Guillaume-Louis Pecour’s ballroom duet L’Allemande was first published in notation in Paris in 1702. It had originally been performed by Claude Ballon and Marie-Thérèse Subligny in the ballet Fragments de Mr de Lully that same year.

Pecour. L’Allemande (Feuillet, 1702), first plate
Its ensuing popularity was such that it was published again by Pierre Rameau in his revised version of Beauchamps-Feuillet notation within his Abbrégé de la nouvelle méthode in 1725, alongside other much-loved ballroom duets. L’Allemande was also included in the second and third editions of Rameau’s treatise, published around 1728 and 1732. Magny included the dance in his Principes de choregraphie, published in Paris in 1765. This marked its last appearance in notation, for which Magny had given the dance a different tune. In her catalogue of surviving French dance notations, La Belle Dance, Francine Lancelot notes several manuscript versions of the duet some of which vary from the original.
With such a popular choreography, it is perhaps surprising that no dance with the title L’Allemande was (apparently) advertised by London’s theatres until 2 January 1735, when Mlle Chateauneuf gave it as a solo at the Little Theatre in the Haymarket. When she returned to London for the 1739-1740 season, this time appearing at Drury Lane, she reprised her solo L’Allemande. The following season, again at Drury Lane, she was advertised with the dancer Muilment in a duet entitled L’Allemande. The dance was obviously very popular, for it was given in the entr’actes more than 20 times between 30 September 1740 and 5 May 1741. There is no evidence to tell us what sort of dance either the solo or the duet L’Allemande were, but could the latter have been Pecour’s famous choreography of nearly 40 years earlier?
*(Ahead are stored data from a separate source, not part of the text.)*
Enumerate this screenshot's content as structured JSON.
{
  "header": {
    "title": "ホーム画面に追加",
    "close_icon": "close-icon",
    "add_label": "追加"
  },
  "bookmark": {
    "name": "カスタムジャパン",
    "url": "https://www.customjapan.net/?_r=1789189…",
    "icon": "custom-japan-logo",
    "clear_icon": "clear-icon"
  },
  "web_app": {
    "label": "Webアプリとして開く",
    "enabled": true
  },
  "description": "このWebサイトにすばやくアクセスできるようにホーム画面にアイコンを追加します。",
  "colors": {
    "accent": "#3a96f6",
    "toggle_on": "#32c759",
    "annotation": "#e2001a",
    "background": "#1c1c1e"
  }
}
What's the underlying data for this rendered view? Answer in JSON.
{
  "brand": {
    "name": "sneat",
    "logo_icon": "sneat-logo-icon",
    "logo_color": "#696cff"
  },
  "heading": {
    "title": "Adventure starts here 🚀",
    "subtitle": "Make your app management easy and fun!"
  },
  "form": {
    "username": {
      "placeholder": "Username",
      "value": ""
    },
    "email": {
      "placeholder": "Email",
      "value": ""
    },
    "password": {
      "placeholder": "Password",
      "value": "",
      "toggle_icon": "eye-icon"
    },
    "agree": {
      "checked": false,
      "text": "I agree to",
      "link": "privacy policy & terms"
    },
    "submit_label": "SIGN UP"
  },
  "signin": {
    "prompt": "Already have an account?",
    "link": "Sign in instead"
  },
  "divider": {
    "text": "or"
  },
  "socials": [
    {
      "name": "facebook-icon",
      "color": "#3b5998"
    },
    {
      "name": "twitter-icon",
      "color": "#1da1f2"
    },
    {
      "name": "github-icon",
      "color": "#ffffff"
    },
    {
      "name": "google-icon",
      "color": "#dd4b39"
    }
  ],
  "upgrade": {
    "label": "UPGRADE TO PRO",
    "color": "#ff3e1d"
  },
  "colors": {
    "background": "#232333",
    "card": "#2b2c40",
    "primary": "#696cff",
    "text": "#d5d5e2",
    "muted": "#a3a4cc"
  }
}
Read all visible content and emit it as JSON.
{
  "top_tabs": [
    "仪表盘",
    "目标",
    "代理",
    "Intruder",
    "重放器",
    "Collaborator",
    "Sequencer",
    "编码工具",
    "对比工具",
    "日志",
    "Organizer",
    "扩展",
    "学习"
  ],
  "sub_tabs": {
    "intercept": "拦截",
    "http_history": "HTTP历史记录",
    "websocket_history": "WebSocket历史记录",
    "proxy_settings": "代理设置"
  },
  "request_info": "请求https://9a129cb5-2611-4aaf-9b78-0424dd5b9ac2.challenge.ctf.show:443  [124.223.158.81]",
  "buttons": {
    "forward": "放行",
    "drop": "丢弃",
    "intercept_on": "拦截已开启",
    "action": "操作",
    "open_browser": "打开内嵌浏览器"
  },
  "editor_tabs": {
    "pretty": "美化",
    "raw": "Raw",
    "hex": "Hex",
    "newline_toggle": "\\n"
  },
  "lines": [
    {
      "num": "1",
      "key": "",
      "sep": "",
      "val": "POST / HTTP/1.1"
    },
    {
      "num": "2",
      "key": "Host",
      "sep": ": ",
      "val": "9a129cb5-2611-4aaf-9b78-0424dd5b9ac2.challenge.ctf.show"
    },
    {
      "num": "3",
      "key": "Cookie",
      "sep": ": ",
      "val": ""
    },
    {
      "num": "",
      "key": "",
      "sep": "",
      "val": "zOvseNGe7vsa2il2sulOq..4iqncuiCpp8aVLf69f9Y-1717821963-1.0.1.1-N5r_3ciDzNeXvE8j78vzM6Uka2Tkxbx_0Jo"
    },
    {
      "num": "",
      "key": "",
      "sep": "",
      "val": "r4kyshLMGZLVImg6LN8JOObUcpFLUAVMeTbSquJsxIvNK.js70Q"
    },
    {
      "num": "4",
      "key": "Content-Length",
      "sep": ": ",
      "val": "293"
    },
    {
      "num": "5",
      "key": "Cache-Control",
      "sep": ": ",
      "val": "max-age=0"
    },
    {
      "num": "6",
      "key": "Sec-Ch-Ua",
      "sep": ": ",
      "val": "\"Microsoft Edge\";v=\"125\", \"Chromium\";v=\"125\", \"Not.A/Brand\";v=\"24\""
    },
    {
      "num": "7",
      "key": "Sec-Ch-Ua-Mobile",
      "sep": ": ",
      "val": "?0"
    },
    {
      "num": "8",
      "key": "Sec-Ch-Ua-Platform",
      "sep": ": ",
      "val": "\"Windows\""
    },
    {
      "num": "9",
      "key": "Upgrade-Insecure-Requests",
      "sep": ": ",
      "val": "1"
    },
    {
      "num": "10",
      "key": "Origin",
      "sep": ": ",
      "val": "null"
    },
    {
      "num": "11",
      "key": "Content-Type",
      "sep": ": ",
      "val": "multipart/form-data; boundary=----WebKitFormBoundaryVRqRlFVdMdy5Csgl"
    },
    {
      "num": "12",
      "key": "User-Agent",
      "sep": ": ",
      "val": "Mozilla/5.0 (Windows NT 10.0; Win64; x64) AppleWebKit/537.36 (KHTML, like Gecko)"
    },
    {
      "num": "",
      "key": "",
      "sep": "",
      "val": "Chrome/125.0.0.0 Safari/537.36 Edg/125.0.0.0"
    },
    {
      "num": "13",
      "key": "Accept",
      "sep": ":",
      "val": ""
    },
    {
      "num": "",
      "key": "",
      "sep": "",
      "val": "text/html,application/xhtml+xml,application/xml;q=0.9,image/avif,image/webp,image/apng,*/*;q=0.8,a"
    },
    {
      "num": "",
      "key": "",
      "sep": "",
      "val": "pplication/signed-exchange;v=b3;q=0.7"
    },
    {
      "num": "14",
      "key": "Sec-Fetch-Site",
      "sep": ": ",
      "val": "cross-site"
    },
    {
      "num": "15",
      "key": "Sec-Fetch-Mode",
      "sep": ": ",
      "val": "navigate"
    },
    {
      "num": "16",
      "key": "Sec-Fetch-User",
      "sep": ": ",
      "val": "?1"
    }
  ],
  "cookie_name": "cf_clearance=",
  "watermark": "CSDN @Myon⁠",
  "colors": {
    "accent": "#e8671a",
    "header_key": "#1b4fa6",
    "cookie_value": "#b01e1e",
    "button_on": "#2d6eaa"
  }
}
Both Mlle Chateauneuf and Muilment had been described as ‘lately arriv’d from Paris’ on their first appearances at Drury Lane, on 13 September 1739 and 18 November 1736 respectively, so they are likely to have encountered the dance there. If it wasn’t Pecour’s L’Allemande, then the duet given in London must surely have included what became known as the ‘allemande’ hold, in which the two dancers interlace arms behind their backs for some sequences of steps. This was a particular feature of Pecour’s choeography, depicted in the 1702 notation because of its novelty.

Pecour, L’Allemande (Feuillet, 1702), second plate (detail)
When the allemande re-emerged in the 1760s, as a contredanse (a type of cotillon) and then a duet, this arm-hold was still much used.
There seems to be no particular reason for the billing of an allemande in London’s theatres during the 1730s and 1740s. The dance was, presumably, part of Mlle Chateauneuf’s repertoire and became popular with audiences when she introduced it to London.
There were a number of other allemande dances on the London stage around the same period, some of which may have been trying to capitalise on Mlle Chateauneuf’s success. Two were given at benefit performances for the dancers concerned: La Pantomime de Suisse et D’Alemande performed by the ‘French Boy and Girl’ at Covent Garden on 13 May 1740; and a ‘Comic Dance call’d L’Allemande’ given by Picq and Sga Campioni at the same theatre on 18 April 1745. There was a ‘New Dance call’d Les Allemands Joyeux’ given by Lalauze and Mlle Auguste at Covent Garden a handful of times during the 1741-1742 season, which sounds like dancing Germans rather than a purportedly German dance. And what was the ‘New Grand Ballet called Les Allemandes’ performed by Cooke and Sga Campioni with supporting dancers at Covent Garden several times during the 1745-46 season? Following this ‘Grand Ballet’, the allemande was not to return to the London stage until the 1767-1768 season, when the entirely new dances entitled ‘allemande’ had become the rage.